Language in yet another part of that section was tweaked, Fournier noted. It originally included among aggressive acts “Either before, during or immediately after making the personal solicitation, using profane, abusive or personally threatening language or making any statement, gesture, or other communication which would case a reasonable person to be fearful that they would be subjected to an unwanted physical touching or harm to their person or their personal property …”
The new version of that clause says, “taking any action or making any gesture ….”
Fournier told the city commissioners he felt the changes “fairly address” the concerns Barfield raised. The City Attorney’s Office, therefore, recommended the board approve the latest revision.
“Actually,” he added, “it was a good thing we took this [item] off [the] Consent [Agenda] last time. … We have a much more refined, a better ordinance.”
With no member of the public appearing to offer remarks on the latest changes, Commissioner Alpert made a motion to approve the revised law. Commissioner Shelli Freeland Eddie seconded the motion, which passed unanimously.
Water and sewer fees
Another matter concluded on a second reading this week was the reinstatement of city water and sewer fees.
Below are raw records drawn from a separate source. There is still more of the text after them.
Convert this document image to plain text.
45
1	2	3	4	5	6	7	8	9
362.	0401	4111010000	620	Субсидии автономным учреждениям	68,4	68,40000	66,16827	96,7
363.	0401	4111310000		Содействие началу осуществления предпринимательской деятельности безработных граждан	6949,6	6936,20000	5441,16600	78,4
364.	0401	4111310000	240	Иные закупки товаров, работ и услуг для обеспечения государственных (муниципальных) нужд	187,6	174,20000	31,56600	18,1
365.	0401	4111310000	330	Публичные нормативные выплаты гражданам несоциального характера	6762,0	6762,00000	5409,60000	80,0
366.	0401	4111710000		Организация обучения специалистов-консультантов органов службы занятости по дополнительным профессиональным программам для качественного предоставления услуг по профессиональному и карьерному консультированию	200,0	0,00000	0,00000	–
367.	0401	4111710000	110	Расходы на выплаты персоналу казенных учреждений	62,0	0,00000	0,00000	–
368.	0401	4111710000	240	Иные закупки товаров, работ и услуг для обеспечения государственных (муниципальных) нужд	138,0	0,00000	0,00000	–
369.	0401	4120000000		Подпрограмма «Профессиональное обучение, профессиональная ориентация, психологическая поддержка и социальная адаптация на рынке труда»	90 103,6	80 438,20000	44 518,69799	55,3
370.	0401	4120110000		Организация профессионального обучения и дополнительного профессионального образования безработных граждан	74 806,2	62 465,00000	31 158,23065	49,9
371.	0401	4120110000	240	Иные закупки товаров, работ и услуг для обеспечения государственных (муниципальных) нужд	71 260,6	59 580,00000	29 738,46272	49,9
The board voted unanimously to approve the action when the matter came up for a first reading on Feb. 16. In a brief presentation that day, city Utilities Director Mitt Tidwell pointed out that the fees had been suspended for four-and-a-half years in an effort to spur development, which declined during the Great Recession. He was not proposing any changes in the fees at this point, he said.
Results of a new analysis of water and sewer fees — to be undertaken this summer — will be brought to the board, Tidwell added, at which time the commissioners could consider updating the fees.
Last month, City Manager Tom Barwin noted that the fees will be in effect for any project that gets under way on or after April 4.